Le magistrat avait ainsi clos
son parcours judiciaire dans la ville qui l’avait vu naître. Une façon de
« boucler la boucle » ? Pas vraiment, puisque depuis juin 2022, il
était membre de la commission nationale indépendante de reconnaissance et de
réparation des préjudices subis par les harkis. Par ailleurs, il avait rejoint
récemment le Conseil supérieur des tribunaux administratifs et cours
administratives d’appel.
« Son souci
d’équité », « son humanité légendaire »
« Attaché à la
dimension humaine de ses fonctions », Bernard Keime Robert-Houdin « a
eu particulièrement à cœur de faire vivre les équipes de magistrats et de
fonctionnaires. Il a aussi beaucoup œuvré pour (…) développer la médiation et
l’accès au droit », rapporte la cour d’appel de Versailles, qui parle d’un
homme « très apprécié pour son écoute attentive, son souci permanent
d’équité et d’équilibre, son accessibilité ».
De son côté, le
directeur de l’HEDAC (Haute École des avocats conseils, école d'avocats de
Versailles), l’avocat Benoît Dumontet, a salué un homme qui était « particulièrement
attaché à la qualité des relations avocats / magistrats ainsi qu’à la confiance
réciproque » entre ces deux professions, mais également qui « aimait
à former et à transmettre aux plus jeunes » : « Il
mettait un point d’honneur, chaque année, à recevoir personnellement la
prestation de serment de chacun de nos nouveaux élèves-avocats de l’HEDAC (…).
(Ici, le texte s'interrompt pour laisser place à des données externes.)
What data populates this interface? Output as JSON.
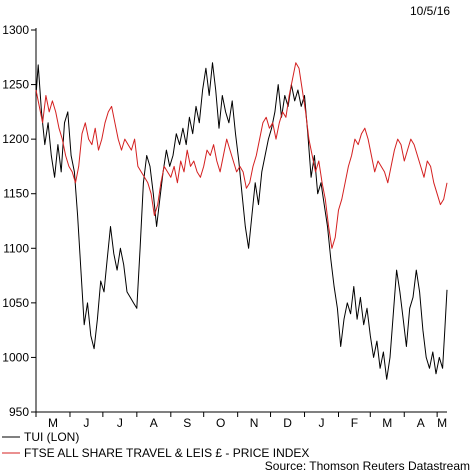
{
  "chart_data": {
    "type": "line",
    "date_label": "10/5/16",
    "source": "Source: Thomson Reuters Datastream",
    "ylim": [
      950,
      1300
    ],
    "yticks": [
      950,
      1000,
      1050,
      1100,
      1150,
      1200,
      1250,
      1300
    ],
    "x_range": [
      "2015-05-01",
      "2016-05-10"
    ],
    "month_labels": [
      "M",
      "J",
      "J",
      "A",
      "S",
      "O",
      "N",
      "D",
      "J",
      "F",
      "M",
      "A",
      "M"
    ],
    "series": [
      {
        "name": "TUI (LON)",
        "color": "#000000",
        "points": [
          [
            "2015-05-01",
            1240
          ],
          [
            "2015-05-03",
            1268
          ],
          [
            "2015-05-06",
            1225
          ],
          [
            "2015-05-09",
            1195
          ],
          [
            "2015-05-12",
            1215
          ],
          [
            "2015-05-15",
            1185
          ],
          [
            "2015-05-18",
            1165
          ],
          [
            "2015-05-21",
            1195
          ],
          [
            "2015-05-24",
            1170
          ],
          [
            "2015-05-27",
            1215
          ],
          [
            "2015-05-30",
            1225
          ],
          [
            "2015-06-02",
            1185
          ],
          [
            "2015-06-05",
            1170
          ],
          [
            "2015-06-08",
            1130
          ],
          [
            "2015-06-11",
            1080
          ],
          [
            "2015-06-14",
            1030
          ],
          [
            "2015-06-17",
            1050
          ],
          [
            "2015-06-20",
            1020
          ],
          [
            "2015-06-23",
            1008
          ],
          [
            "2015-06-26",
            1035
          ],
          [
            "2015-06-29",
            1070
          ],
          [
            "2015-07-02",
            1060
          ],
          [
            "2015-07-05",
            1090
          ],
          [
            "2015-07-08",
            1120
          ],
          [
            "2015-07-11",
            1095
          ],
          [
            "2015-07-14",
            1080
          ],
          [
            "2015-07-17",
            1100
          ],
          [
            "2015-07-20",
            1085
          ],
          [
            "2015-07-23",
            1060
          ],
          [
            "2015-07-26",
            1055
          ],
          [
            "2015-07-29",
            1050
          ],
          [
            "2015-08-01",
            1045
          ],
          [
            "2015-08-04",
            1100
          ],
          [
            "2015-08-07",
            1160
          ],
          [
            "2015-08-10",
            1185
          ],
          [
            "2015-08-13",
            1175
          ],
          [
            "2015-08-16",
            1150
          ],
          [
            "2015-08-19",
            1120
          ],
          [
            "2015-08-22",
            1145
          ],
          [
            "2015-08-25",
            1170
          ],
          [
            "2015-08-28",
            1190
          ],
          [
            "2015-08-31",
            1175
          ],
          [
            "2015-09-03",
            1185
          ],
          [
            "2015-09-06",
            1205
          ],
          [
            "2015-09-09",
            1195
          ],
          [
            "2015-09-12",
            1210
          ],
          [
            "2015-09-15",
            1195
          ],
          [
            "2015-09-18",
            1220
          ],
          [
            "2015-09-21",
            1205
          ],
          [
            "2015-09-24",
            1230
          ],
          [
            "2015-09-27",
            1215
          ],
          [
            "2015-09-30",
            1245
          ],
          [
            "2015-10-03",
            1265
          ],
          [
            "2015-10-06",
            1240
          ],
          [
            "2015-10-09",
            1270
          ],
          [
            "2015-10-12",
            1245
          ],
          [
            "2015-10-15",
            1210
          ],
          [
            "2015-10-18",
            1240
          ],
          [
            "2015-10-21",
            1225
          ],
          [
            "2015-10-24",
            1215
          ],
          [
            "2015-10-27",
            1235
          ],
          [
            "2015-10-30",
            1205
          ],
          [
            "2015-11-02",
            1180
          ],
          [
            "2015-11-05",
            1150
          ],
          [
            "2015-11-08",
            1120
          ],
          [
            "2015-11-11",
            1100
          ],
          [
            "2015-11-14",
            1130
          ],
          [
            "2015-11-17",
            1160
          ],
          [
            "2015-11-20",
            1140
          ],
          [
            "2015-11-23",
            1170
          ],
          [
            "2015-11-26",
            1185
          ],
          [
            "2015-11-29",
            1200
          ],
          [
            "2015-12-02",
            1210
          ],
          [
            "2015-12-05",
            1225
          ],
          [
            "2015-12-08",
            1250
          ],
          [
            "2015-12-11",
            1220
          ],
          [
            "2015-12-14",
            1240
          ],
          [
            "2015-12-17",
            1230
          ],
          [
            "2015-12-20",
            1250
          ],
          [
            "2015-12-23",
            1235
          ],
          [
            "2015-12-26",
            1245
          ],
          [
            "2015-12-29",
            1230
          ],
          [
            "2016-01-01",
            1240
          ],
          [
            "2016-01-04",
            1205
          ],
          [
            "2016-01-07",
            1165
          ],
          [
            "2016-01-10",
            1185
          ],
          [
            "2016-01-13",
            1150
          ],
          [
            "2016-01-16",
            1160
          ],
          [
            "2016-01-19",
            1140
          ],
          [
            "2016-01-22",
            1120
          ],
          [
            "2016-01-25",
            1090
          ],
          [
            "2016-01-28",
            1065
          ],
          [
            "2016-01-31",
            1045
          ],
          [
            "2016-02-03",
            1010
          ],
          [
            "2016-02-06",
            1035
          ],
          [
            "2016-02-09",
            1050
          ],
          [
            "2016-02-12",
            1040
          ],
          [
            "2016-02-15",
            1065
          ],
          [
            "2016-02-18",
            1035
          ],
          [
            "2016-02-21",
            1055
          ],
          [
            "2016-02-24",
            1030
          ],
          [
            "2016-02-27",
            1045
          ],
          [
            "2016-03-01",
            1020
          ],
          [
            "2016-03-04",
            1000
          ],
          [
            "2016-03-07",
            1015
          ],
          [
            "2016-03-10",
            990
          ],
          [
            "2016-03-13",
            1005
          ],
          [
            "2016-03-16",
            980
          ],
          [
            "2016-03-19",
            1000
          ],
          [
            "2016-03-22",
            1040
          ],
          [
            "2016-03-25",
            1080
          ],
          [
            "2016-03-28",
            1060
          ],
          [
            "2016-03-31",
            1035
          ],
          [
            "2016-04-03",
            1010
          ],
          [
            "2016-04-06",
            1045
          ],
          [
            "2016-04-09",
            1055
          ],
          [
            "2016-04-12",
            1080
          ],
          [
            "2016-04-15",
            1060
          ],
          [
            "2016-04-18",
            1025
          ],
          [
            "2016-04-21",
            1000
          ],
          [
            "2016-04-24",
            990
          ],
          [
            "2016-04-27",
            1005
          ],
          [
            "2016-04-30",
            985
          ],
          [
            "2016-05-03",
            1000
          ],
          [
            "2016-05-06",
            990
          ],
          [
            "2016-05-08",
            1025
          ],
          [
            "2016-05-10",
            1062
          ]
        ]
      },
      {
        "name": "FTSE ALL SHARE TRAVEL & LEIS £ - PRICE INDEX",
        "color": "#d42020",
        "points": [
          [
            "2015-05-01",
            1245
          ],
          [
            "2015-05-04",
            1230
          ],
          [
            "2015-05-07",
            1215
          ],
          [
            "2015-05-10",
            1240
          ],
          [
            "2015-05-13",
            1225
          ],
          [
            "2015-05-16",
            1235
          ],
          [
            "2015-05-19",
            1225
          ],
          [
            "2015-05-22",
            1210
          ],
          [
            "2015-05-25",
            1200
          ],
          [
            "2015-05-28",
            1185
          ],
          [
            "2015-05-31",
            1175
          ],
          [
            "2015-06-03",
            1170
          ],
          [
            "2015-06-06",
            1160
          ],
          [
            "2015-06-09",
            1175
          ],
          [
            "2015-06-12",
            1205
          ],
          [
            "2015-06-15",
            1215
          ],
          [
            "2015-06-18",
            1200
          ],
          [
            "2015-06-21",
            1195
          ],
          [
            "2015-06-24",
            1210
          ],
          [
            "2015-06-27",
            1190
          ],
          [
            "2015-06-30",
            1200
          ],
          [
            "2015-07-03",
            1215
          ],
          [
            "2015-07-06",
            1225
          ],
          [
            "2015-07-09",
            1230
          ],
          [
            "2015-07-12",
            1215
          ],
          [
            "2015-07-15",
            1200
          ],
          [
            "2015-07-18",
            1190
          ],
          [
            "2015-07-21",
            1200
          ],
          [
            "2015-07-24",
            1195
          ],
          [
            "2015-07-27",
            1190
          ],
          [
            "2015-07-30",
            1200
          ],
          [
            "2015-08-02",
            1175
          ],
          [
            "2015-08-05",
            1170
          ],
          [
            "2015-08-08",
            1165
          ],
          [
            "2015-08-11",
            1160
          ],
          [
            "2015-08-14",
            1150
          ],
          [
            "2015-08-17",
            1130
          ],
          [
            "2015-08-20",
            1140
          ],
          [
            "2015-08-23",
            1160
          ],
          [
            "2015-08-26",
            1175
          ],
          [
            "2015-08-29",
            1170
          ],
          [
            "2015-09-01",
            1165
          ],
          [
            "2015-09-04",
            1175
          ],
          [
            "2015-09-07",
            1160
          ],
          [
            "2015-09-10",
            1180
          ],
          [
            "2015-09-13",
            1170
          ],
          [
            "2015-09-16",
            1190
          ],
          [
            "2015-09-19",
            1175
          ],
          [
            "2015-09-22",
            1180
          ],
          [
            "2015-09-25",
            1170
          ],
          [
            "2015-09-28",
            1165
          ],
          [
            "2015-10-01",
            1175
          ],
          [
            "2015-10-04",
            1190
          ],
          [
            "2015-10-07",
            1185
          ],
          [
            "2015-10-10",
            1195
          ],
          [
            "2015-10-13",
            1180
          ],
          [
            "2015-10-16",
            1170
          ],
          [
            "2015-10-19",
            1185
          ],
          [
            "2015-10-22",
            1200
          ],
          [
            "2015-10-25",
            1190
          ],
          [
            "2015-10-28",
            1180
          ],
          [
            "2015-10-31",
            1170
          ],
          [
            "2015-11-03",
            1175
          ],
          [
            "2015-11-06",
            1170
          ],
          [
            "2015-11-09",
            1155
          ],
          [
            "2015-11-12",
            1160
          ],
          [
            "2015-11-15",
            1175
          ],
          [
            "2015-11-18",
            1185
          ],
          [
            "2015-11-21",
            1200
          ],
          [
            "2015-11-24",
            1215
          ],
          [
            "2015-11-27",
            1220
          ],
          [
            "2015-11-30",
            1210
          ],
          [
            "2015-12-03",
            1215
          ],
          [
            "2015-12-06",
            1200
          ],
          [
            "2015-12-09",
            1215
          ],
          [
            "2015-12-12",
            1225
          ],
          [
            "2015-12-15",
            1220
          ],
          [
            "2015-12-18",
            1240
          ],
          [
            "2015-12-21",
            1255
          ],
          [
            "2015-12-24",
            1270
          ],
          [
            "2015-12-27",
            1265
          ],
          [
            "2015-12-30",
            1245
          ],
          [
            "2016-01-02",
            1225
          ],
          [
            "2016-01-05",
            1200
          ],
          [
            "2016-01-08",
            1185
          ],
          [
            "2016-01-11",
            1170
          ],
          [
            "2016-01-14",
            1180
          ],
          [
            "2016-01-17",
            1160
          ],
          [
            "2016-01-20",
            1145
          ],
          [
            "2016-01-23",
            1120
          ],
          [
            "2016-01-26",
            1100
          ],
          [
            "2016-01-29",
            1110
          ],
          [
            "2016-02-01",
            1135
          ],
          [
            "2016-02-04",
            1145
          ],
          [
            "2016-02-07",
            1160
          ],
          [
            "2016-02-10",
            1175
          ],
          [
            "2016-02-13",
            1185
          ],
          [
            "2016-02-16",
            1200
          ],
          [
            "2016-02-19",
            1195
          ],
          [
            "2016-02-22",
            1205
          ],
          [
            "2016-02-25",
            1210
          ],
          [
            "2016-02-28",
            1200
          ],
          [
            "2016-03-02",
            1185
          ],
          [
            "2016-03-05",
            1170
          ],
          [
            "2016-03-08",
            1180
          ],
          [
            "2016-03-11",
            1175
          ],
          [
            "2016-03-14",
            1170
          ],
          [
            "2016-03-17",
            1160
          ],
          [
            "2016-03-20",
            1175
          ],
          [
            "2016-03-23",
            1190
          ],
          [
            "2016-03-26",
            1200
          ],
          [
            "2016-03-29",
            1195
          ],
          [
            "2016-04-01",
            1180
          ],
          [
            "2016-04-04",
            1190
          ],
          [
            "2016-04-07",
            1200
          ],
          [
            "2016-04-10",
            1195
          ],
          [
            "2016-04-13",
            1185
          ],
          [
            "2016-04-16",
            1175
          ],
          [
            "2016-04-19",
            1165
          ],
          [
            "2016-04-22",
            1180
          ],
          [
            "2016-04-25",
            1175
          ],
          [
            "2016-04-28",
            1160
          ],
          [
            "2016-05-01",
            1150
          ],
          [
            "2016-05-04",
            1140
          ],
          [
            "2016-05-07",
            1145
          ],
          [
            "2016-05-10",
            1160
          ]
        ]
      }
    ]
  }
}
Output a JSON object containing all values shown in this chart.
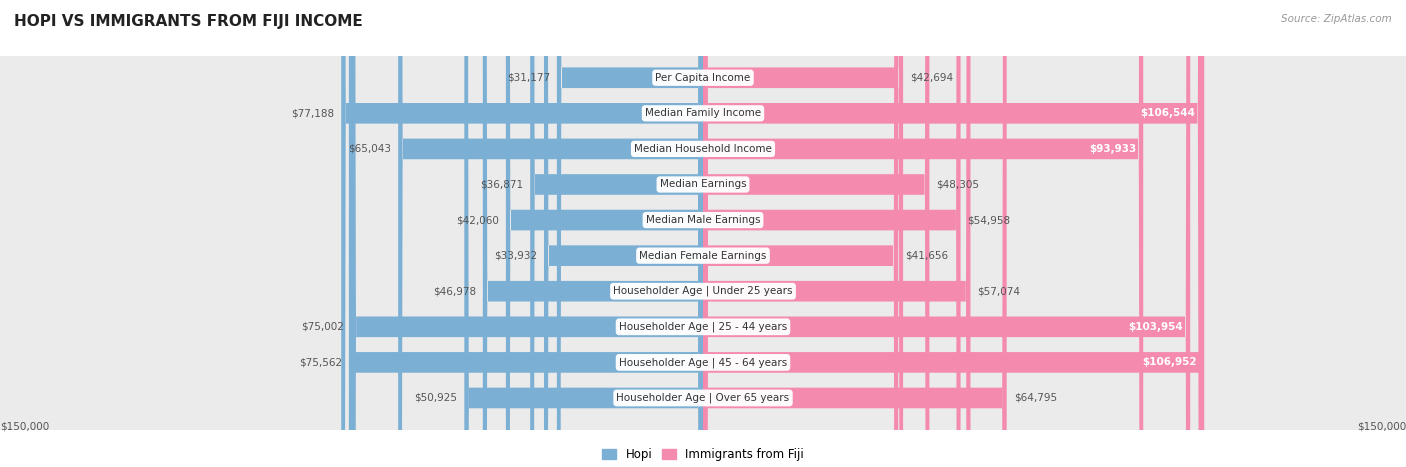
{
  "title": "HOPI VS IMMIGRANTS FROM FIJI INCOME",
  "source": "Source: ZipAtlas.com",
  "categories": [
    "Per Capita Income",
    "Median Family Income",
    "Median Household Income",
    "Median Earnings",
    "Median Male Earnings",
    "Median Female Earnings",
    "Householder Age | Under 25 years",
    "Householder Age | 25 - 44 years",
    "Householder Age | 45 - 64 years",
    "Householder Age | Over 65 years"
  ],
  "hopi_values": [
    31177,
    77188,
    65043,
    36871,
    42060,
    33932,
    46978,
    75002,
    75562,
    50925
  ],
  "fiji_values": [
    42694,
    106544,
    93933,
    48305,
    54958,
    41656,
    57074,
    103954,
    106952,
    64795
  ],
  "hopi_color": "#7bafd4",
  "fiji_color": "#f48baf",
  "hopi_label": "Hopi",
  "fiji_label": "Immigrants from Fiji",
  "max_value": 150000,
  "background_color": "#ffffff",
  "row_bg_color": "#ebebeb",
  "title_fontsize": 11,
  "label_fontsize": 7.5,
  "value_fontsize": 7.5,
  "legend_fontsize": 8.5,
  "source_fontsize": 7.5,
  "fiji_inside_threshold": 90000,
  "hopi_inside_threshold": 0
}
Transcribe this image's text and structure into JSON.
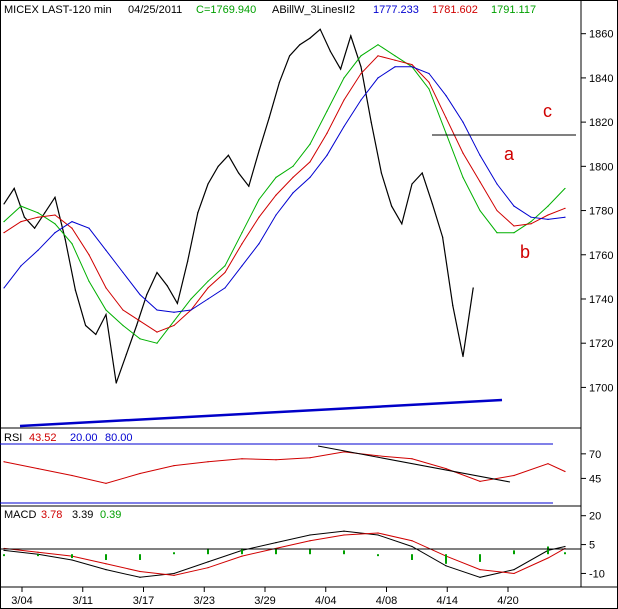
{
  "header": {
    "symbol": "MICEX LAST-120 min",
    "date": "04/25/2011",
    "close_label": "C=1769.940",
    "indicator_name": "ABillW_3LinesII2",
    "indicator_values": [
      "1777.233",
      "1781.602",
      "1791.117"
    ]
  },
  "rsi_header": {
    "name": "RSI",
    "values": [
      "43.52",
      "20.00",
      "80.00"
    ]
  },
  "macd_header": {
    "name": "MACD",
    "values": [
      "3.78",
      "3.39",
      "0.39"
    ]
  },
  "annotations": [
    "a",
    "b",
    "c"
  ],
  "colors": {
    "background": "#ffffff",
    "price": "#000000",
    "fast_line": "#00b000",
    "mid_line": "#d00000",
    "slow_line": "#0000d0",
    "trendline": "#0000c8",
    "rsi_line": "#d00000",
    "macd_line": "#000000",
    "macd_signal": "#d00000",
    "macd_hist": "#00a000",
    "annotation": "#d00000"
  },
  "chart_data": [
    {
      "type": "line",
      "panel": "price",
      "ylim": [
        1683,
        1868
      ],
      "yticks": [
        1700,
        1720,
        1740,
        1760,
        1780,
        1800,
        1820,
        1840,
        1860
      ],
      "xticklabels": [
        "3/04",
        "3/11",
        "3/17",
        "3/23",
        "3/29",
        "4/04",
        "4/08",
        "4/14",
        "4/20"
      ],
      "series": [
        {
          "name": "close",
          "x": [
            0,
            6,
            12,
            18,
            24,
            30,
            36,
            42,
            48,
            54,
            60,
            66,
            72,
            78,
            84,
            90,
            96,
            102,
            108,
            114,
            120,
            126,
            132,
            138,
            144,
            150,
            156,
            162,
            168,
            174,
            180,
            186,
            192,
            198,
            204,
            210,
            216,
            222,
            228,
            234,
            240,
            246,
            252,
            258,
            264,
            270,
            276
          ],
          "values": [
            1783,
            1790,
            1777,
            1772,
            1779,
            1786,
            1767,
            1744,
            1728,
            1724,
            1733,
            1702,
            1715,
            1728,
            1742,
            1752,
            1746,
            1738,
            1757,
            1779,
            1792,
            1800,
            1805,
            1797,
            1791,
            1807,
            1822,
            1838,
            1850,
            1855,
            1858,
            1862,
            1852,
            1844,
            1859,
            1845,
            1820,
            1797,
            1782,
            1774,
            1792,
            1797,
            1783,
            1768,
            1737,
            1714,
            1745
          ]
        },
        {
          "name": "fast",
          "x": [
            0,
            10,
            20,
            30,
            40,
            50,
            60,
            70,
            80,
            90,
            100,
            110,
            120,
            130,
            140,
            150,
            160,
            170,
            180,
            190,
            200,
            210,
            220,
            230,
            240,
            250,
            260,
            270,
            280,
            290,
            300,
            310,
            320,
            330
          ],
          "values": [
            1775,
            1782,
            1779,
            1774,
            1765,
            1748,
            1735,
            1728,
            1722,
            1720,
            1730,
            1740,
            1748,
            1755,
            1770,
            1785,
            1795,
            1800,
            1810,
            1825,
            1840,
            1850,
            1855,
            1850,
            1845,
            1835,
            1815,
            1795,
            1780,
            1770,
            1770,
            1775,
            1782,
            1790
          ]
        },
        {
          "name": "mid",
          "x": [
            0,
            10,
            20,
            30,
            40,
            50,
            60,
            70,
            80,
            90,
            100,
            110,
            120,
            130,
            140,
            150,
            160,
            170,
            180,
            190,
            200,
            210,
            220,
            230,
            240,
            250,
            260,
            270,
            280,
            290,
            300,
            310,
            320,
            330
          ],
          "values": [
            1770,
            1775,
            1777,
            1778,
            1772,
            1760,
            1745,
            1735,
            1730,
            1725,
            1728,
            1735,
            1745,
            1752,
            1765,
            1777,
            1787,
            1795,
            1802,
            1815,
            1830,
            1842,
            1850,
            1848,
            1846,
            1838,
            1822,
            1806,
            1793,
            1780,
            1773,
            1774,
            1778,
            1781
          ]
        },
        {
          "name": "slow",
          "x": [
            0,
            10,
            20,
            30,
            40,
            50,
            60,
            70,
            80,
            90,
            100,
            110,
            120,
            130,
            140,
            150,
            160,
            170,
            180,
            190,
            200,
            210,
            220,
            230,
            240,
            250,
            260,
            270,
            280,
            290,
            300,
            310,
            320,
            330
          ],
          "values": [
            1745,
            1755,
            1762,
            1770,
            1775,
            1772,
            1762,
            1752,
            1742,
            1735,
            1734,
            1735,
            1740,
            1745,
            1755,
            1765,
            1778,
            1788,
            1795,
            1805,
            1818,
            1830,
            1840,
            1845,
            1845,
            1842,
            1832,
            1820,
            1805,
            1792,
            1782,
            1777,
            1776,
            1777
          ]
        }
      ]
    },
    {
      "type": "line",
      "panel": "rsi",
      "ylim": [
        20,
        80
      ],
      "yticks": [
        45,
        70
      ],
      "series": [
        {
          "name": "rsi",
          "x": [
            0,
            20,
            40,
            60,
            80,
            100,
            120,
            140,
            160,
            180,
            200,
            220,
            240,
            260,
            280,
            300,
            320,
            330
          ],
          "values": [
            62,
            55,
            48,
            40,
            50,
            58,
            62,
            65,
            64,
            66,
            72,
            68,
            65,
            55,
            42,
            48,
            60,
            52
          ]
        }
      ]
    },
    {
      "type": "line",
      "panel": "macd",
      "ylim": [
        -16,
        24
      ],
      "yticks": [
        -10,
        5,
        20
      ],
      "series": [
        {
          "name": "macd",
          "x": [
            0,
            20,
            40,
            60,
            80,
            100,
            120,
            140,
            160,
            180,
            200,
            220,
            240,
            260,
            280,
            300,
            320,
            330
          ],
          "values": [
            2,
            0,
            -3,
            -8,
            -12,
            -10,
            -4,
            2,
            6,
            10,
            12,
            10,
            4,
            -6,
            -12,
            -8,
            2,
            4
          ]
        },
        {
          "name": "signal",
          "x": [
            0,
            20,
            40,
            60,
            80,
            100,
            120,
            140,
            160,
            180,
            200,
            220,
            240,
            260,
            280,
            300,
            320,
            330
          ],
          "values": [
            3,
            1,
            -1,
            -5,
            -9,
            -11,
            -7,
            -1,
            3,
            7,
            10,
            11,
            7,
            -1,
            -8,
            -10,
            -2,
            3
          ]
        }
      ]
    }
  ]
}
Il était heureux d’être chaque année membre de nos jurys du CAPA afin
d’apprécier et évaluer avec bienveillance nos futurs confrères »,
a-t-il écrit hier sur LinkedIn.
Dans un post sur le même réseau social, Ghani
Bouguerra, président de chambre à la cour d’appel d’Aix-en-Provence, a quant à
lui témoigné toute sa reconnaissance à l’égard d’un « très grand magistrat,
tant par ses compétences unanimement reconnues, que par son humanité, sa
bienveillance, son écoute, mais aussi pour son humilité légendaire ». « Ayant servi sous
son autorité, je lui dois beaucoup (…). Il a, indéniablement, fait de moi le
chef de juridiction que j'ai été. L'institution judiciaire, au bon fonctionnement de
laquelle Bernard Keime continuait de contribuer alors qu'il avait pris sa
retraite au début de l'année 2022, perd un exemplaire et très grand serviteur ».